So many times in our lives we have encountered people who say one thing and do another. In our professional lives as well, how many times have we engaged a company or vendor who preach something and then turn around and do something else? This is one of the main complaints we get from our clients. They come to us after having hired another vendor who basically “didn’t get it.” For our clients, “it” means what they originally hired them to do, their company culture, their timely requests, their internal processes. The list goes on and on.
That is why when I received the following email from a viewer of one of our YouTube educational videos, I was so thrilled that someone had caught on to one of the main tenets of our business strategy and the reason why we have remained in business — successfully– for over 10 years. (And definitely the reason why our clients keep coming back to us for more).
So here it is: “I am currently a graduate student at Kaplan University, in the department of Higher Education. As part of a class assignment we were instructed to evaluate your 10 minute presentation on YouTube [on delivering an engaging virtual classroom presentation]; and would also, at your request, like to give you some feedback. I thought that you did an outstanding job of creating a concise, informative, and practical educational experience. I really appreciated seeing the image of who I believe is you, but either way, that image of a woman dressed professionally, appeared to be the instructor; thus making it feel more like a traditional classroom experience. The narrator’s voice was clear, and contained a lot of inflection, conveying an energy and enthusiasm that was engaging. The graphics appeared very professional and there was a nice continuity between all of the graphics. The video suggested that a presentation incorporate more visuals with little text, and in that manner and a few others, you modeled the concepts you were instructing about. Teaching about teaching is a unique process, one that I feel best is done along with demonstration. All too often, I feel that teachers adopt a “do as I say, and not as I do” philosophy. I think I am among many learners who respond better to a “practice what you preach” approach. My professional goals include teaching educators how to be more inclusive, and this video, although focused on a different topic, really gave me some practical strategies for developing our own e-learning experiences. Like I mentioned before, teaching about teaching, especially in a manner that excludes an educator’s ability to rely on social cues, and other informal assessments, really require a level of creativity, and ability to plan effectively, of educators. Job well done! Thank you for your helpful suggestions.” (Phillip A. Collazo, CYT, Director of Education, Project AWWOL)

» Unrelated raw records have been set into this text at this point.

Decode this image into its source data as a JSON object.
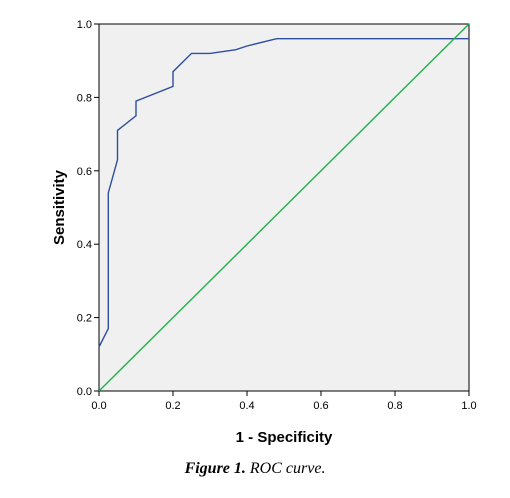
{
  "chart_data": {
    "type": "line",
    "xlabel": "1 - Specificity",
    "ylabel": "Sensitivity",
    "xlim": [
      0,
      1
    ],
    "ylim": [
      0,
      1
    ],
    "x_ticks": [
      "0.0",
      "0.2",
      "0.4",
      "0.6",
      "0.8",
      "1.0"
    ],
    "y_ticks": [
      "0.0",
      "0.2",
      "0.4",
      "0.6",
      "0.8",
      "1.0"
    ],
    "grid": false,
    "legend": "none",
    "background_color": "#f0f0f0",
    "series": [
      {
        "color": "#2d4f9e",
        "x": [
          0.0,
          0.0,
          0.025,
          0.025,
          0.05,
          0.05,
          0.05,
          0.1,
          0.1,
          0.2,
          0.2,
          0.25,
          0.3,
          0.37,
          0.4,
          0.48,
          1.0
        ],
        "y": [
          0.12,
          0.12,
          0.17,
          0.54,
          0.63,
          0.67,
          0.71,
          0.75,
          0.79,
          0.83,
          0.87,
          0.92,
          0.92,
          0.93,
          0.94,
          0.96,
          0.96
        ]
      },
      {
        "color": "#22b14c",
        "x": [
          0.0,
          1.0
        ],
        "y": [
          0.0,
          1.0
        ]
      }
    ]
  },
  "caption": {
    "number": "Figure 1.",
    "text": "ROC curve."
  }
}
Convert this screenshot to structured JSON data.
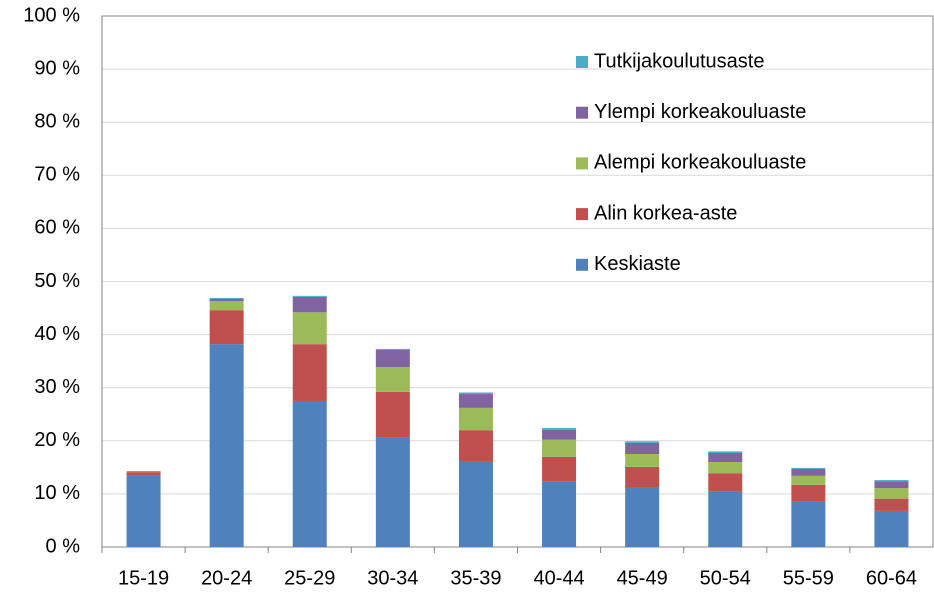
{
  "chart_data": {
    "type": "bar",
    "stacked": true,
    "categories": [
      "15-19",
      "20-24",
      "25-29",
      "30-34",
      "35-39",
      "40-44",
      "45-49",
      "50-54",
      "55-59",
      "60-64"
    ],
    "series": [
      {
        "name": "Keskiaste",
        "color": "#4f81bd",
        "values": [
          13.4,
          38.2,
          27.5,
          20.7,
          16.2,
          12.4,
          11.3,
          10.4,
          8.5,
          6.8
        ]
      },
      {
        "name": "Alin korkea-aste",
        "color": "#c0504d",
        "values": [
          0.7,
          6.4,
          10.7,
          8.5,
          5.8,
          4.6,
          3.8,
          3.5,
          3.2,
          2.3
        ]
      },
      {
        "name": "Alempi korkeakouluaste",
        "color": "#9bbb59",
        "values": [
          0.1,
          1.7,
          6.0,
          4.7,
          4.2,
          3.2,
          2.4,
          2.1,
          1.7,
          2.0
        ]
      },
      {
        "name": "Ylempi korkeakouluaste",
        "color": "#8064a2",
        "values": [
          0.1,
          0.4,
          2.9,
          3.2,
          2.6,
          1.9,
          2.1,
          1.7,
          1.3,
          1.3
        ]
      },
      {
        "name": "Tutkijakoulutusaste",
        "color": "#4bacc6",
        "values": [
          0.0,
          0.2,
          0.2,
          0.2,
          0.3,
          0.3,
          0.3,
          0.3,
          0.2,
          0.2
        ]
      }
    ],
    "ylim": [
      0,
      100
    ],
    "yticks": [
      {
        "value": 0,
        "label": "0 %"
      },
      {
        "value": 10,
        "label": "10 %"
      },
      {
        "value": 20,
        "label": "20 %"
      },
      {
        "value": 30,
        "label": "30 %"
      },
      {
        "value": 40,
        "label": "40 %"
      },
      {
        "value": 50,
        "label": "50 %"
      },
      {
        "value": 60,
        "label": "60 %"
      },
      {
        "value": 70,
        "label": "70 %"
      },
      {
        "value": 80,
        "label": "80 %"
      },
      {
        "value": 90,
        "label": "90 %"
      },
      {
        "value": 100,
        "label": "100 %"
      }
    ],
    "grid": true,
    "legend": "upper right"
  }
}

It’s simple. “Practice what you preach.” Why is it so difficult for people to actually achieve this? Where does this cognitive dissonance come from? I think a lot of individuals and companies out there are caught in the game of “I want to be this way” (I want to be healthy, I want to have a fulfilling career, I want to be successful, I want to exceed my customer’s expectations, I want to create the ultimate and best product…you get the idea) but have not done any of the work that it takes to get there. So instead of being healthy, they go have lunch at McDonald’s, instead of being fulfilled, they go for the job with the biggest paycheck, instead of listening to the client’s needs and expectations, they focus on what they consider best, cheaper and faster.
It’s time to look at ourselves, our company, our purpose and understand that success (as a parent, a friend, a business owner, a company) can only come from integrity that is aligned with the basic principle of practicing what you preach.